By Bradley Olson and Erin Ailworth
Chevron Corp. reported a surprise fourth-quarter loss of more than half a billion dollars, the company's first failure to turn a profit since 2002 and a sign of the deepening challenge for U.S. energy producers as oil and gas prices languish at their lowest levels in more than a decade.
The energy company's U.S. oil-and-gas-pumping business lost nearly $2 billion in the last three months of 2015, mostly due to write-downs. Chevron is the first big energy company to report fourth-quarter financials, and its results are an indication that losses at other drillers will likely extend into the tens of billions.
John Watson, chief executive officer, said Chevron will slash spending by more than $9 billion this year, including job cuts. The company announced late last year that it would layoff about 10% of its workforce, and 3,200 employees were let go in 2015.
A second wave of 4,000 layoffs is coming this year, Mr. Watson told analysts and investors on a conference call to discuss financial results.
To stem the tide of low commodity prices and help finance dividend payments to shareholders, Chevron plans to sell up to $10 billion in oil fields and other assets through 2017.
Chevron also expects to pare its capital expenditures by as much as 18% this year. A $26.6 billion spending plan detailed in December is unlikely to hold given how much market conditions have deteriorated since then, Mr. Watson said.
"We're tightly scrutinizing what we're spending right now," he said.
Shares fell 1.6% to $84.52 midday on the news, even as oil continued a week-long rally amid hopes that Russia and the Organization of the Petroleum Exporting Countries would agree on a deal to curb production, which would potentially lift prices.
"Nobody breaks even at $30 oil," said Fadel Gheit, an energy analyst at Oppenheimer & Co. "With Chevron and everybody else, there will have to be more cuts that go even deeper. It's not welcome news for investors."

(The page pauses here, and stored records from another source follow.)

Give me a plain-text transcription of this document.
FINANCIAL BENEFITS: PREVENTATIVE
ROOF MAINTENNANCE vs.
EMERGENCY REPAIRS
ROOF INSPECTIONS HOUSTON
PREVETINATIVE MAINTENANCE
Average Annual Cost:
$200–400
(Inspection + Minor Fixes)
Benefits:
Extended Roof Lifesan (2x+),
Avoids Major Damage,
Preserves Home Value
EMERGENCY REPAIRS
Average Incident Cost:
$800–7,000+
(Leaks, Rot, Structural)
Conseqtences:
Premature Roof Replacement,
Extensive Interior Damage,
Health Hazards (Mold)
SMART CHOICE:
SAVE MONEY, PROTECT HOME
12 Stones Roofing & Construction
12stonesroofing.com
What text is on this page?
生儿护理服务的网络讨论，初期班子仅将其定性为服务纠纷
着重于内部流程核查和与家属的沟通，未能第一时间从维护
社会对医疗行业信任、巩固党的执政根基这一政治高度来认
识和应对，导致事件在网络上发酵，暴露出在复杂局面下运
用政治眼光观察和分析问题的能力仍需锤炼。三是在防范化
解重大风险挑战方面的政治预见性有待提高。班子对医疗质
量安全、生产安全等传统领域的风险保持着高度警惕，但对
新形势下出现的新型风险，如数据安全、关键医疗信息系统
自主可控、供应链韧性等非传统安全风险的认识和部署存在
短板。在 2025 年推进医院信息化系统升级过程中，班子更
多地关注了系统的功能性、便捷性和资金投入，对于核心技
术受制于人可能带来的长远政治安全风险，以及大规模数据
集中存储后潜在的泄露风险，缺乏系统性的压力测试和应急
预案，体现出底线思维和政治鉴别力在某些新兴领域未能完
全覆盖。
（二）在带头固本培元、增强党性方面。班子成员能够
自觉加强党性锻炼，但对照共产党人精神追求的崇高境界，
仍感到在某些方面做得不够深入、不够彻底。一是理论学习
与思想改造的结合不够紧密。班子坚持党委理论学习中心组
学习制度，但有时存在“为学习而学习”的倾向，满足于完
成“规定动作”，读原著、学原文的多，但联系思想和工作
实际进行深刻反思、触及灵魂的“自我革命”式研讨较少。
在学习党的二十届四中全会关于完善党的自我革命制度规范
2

The three other biggest Western oil companies-- Exxon Mobil Corp., Royal Dutch Shell PLC and BP PLC--all release earnings in the next week. Combined with Chevron they are expected to report annual profits of about $22 billion, the lowest total in almost two decades, according to S&P Capital IQ.
Oil companies around the world have been battered by a price crash that has kept crude and natural gas stubbornly low. Producing countries such as Saudi Arabia and major international oil companies like Chevron have all continued to pump more fuel in the face of the crisis--a standoff that shows no signs of abating.
Pat Yarrington, Chevron's chief financial officer, said ratings firms appear to be leaning toward a downgrade of the oil industry, a step she said would have a broad effect across the sector.
If it does occur, such a downgrade would be a symbolic blow, especially to companies as large as Chevron and Exxon Mobil Corp., which holds one of the few AAA bond ratings in corporate America.
The second-largest U.S. energy company by revenue behind Exxon, Chevron boosted output to 2.67 million barrels a day in the fourth quarter, a 3.4% increase over the same period last year. The company also managed to replace more than 100% of its 2015 production, booking more oil and gas reserves thanks to projects in Australia and West Texas.
Chevron has vast international oil assets in the Middle East and other areas abroad; it can boost production in partnership with those countries as many seek to stave off revenue losses from falling oil prices by increasing output.
The company also has several multibillion-dollar developments, including its Gorgon natural-gas export development in Australia. That plant, which cost $54 billion to develop, will begin producing liquefied natural gas in just a few weeks, the company said.
"The future for Chevron remains really good, although it may not show in 2016 or 2017, or until prices rebound," said Brian Youngberg, an energy analyst at Edward Jones in St. Louis. "We're going to see a very strong recovery in cash flow for Chevron."
An oil price rebound can only come when the supply glut subsides, Chevron's Mr. Watson said.
"We believe demand will continue to grow. The larger wild card, or uncertainty, if you will, is supply," he said, adding that production should fall later this year, lifting oil prices. "Until that balance occurs, prices will continue to be constrained and the financial damage to the energy sector seen in 2015 will continue."
Chevron reported a loss of $588 million, or 31 cents a share, in the fourth quarter, down from a profit of $3.47 billion, or $1.85 a share, in the prior-year period. Revenue tumbled 37% to $29.25 billion. Analysts were expecting the company to turn a profit, and had projected 45 cents a share in earnings, according to Thomson Reuters.
In its refining division that turns crude oil into fuels such as gasoline and diesel, Chevron's profits were cut nearly in half, falling to $496 million.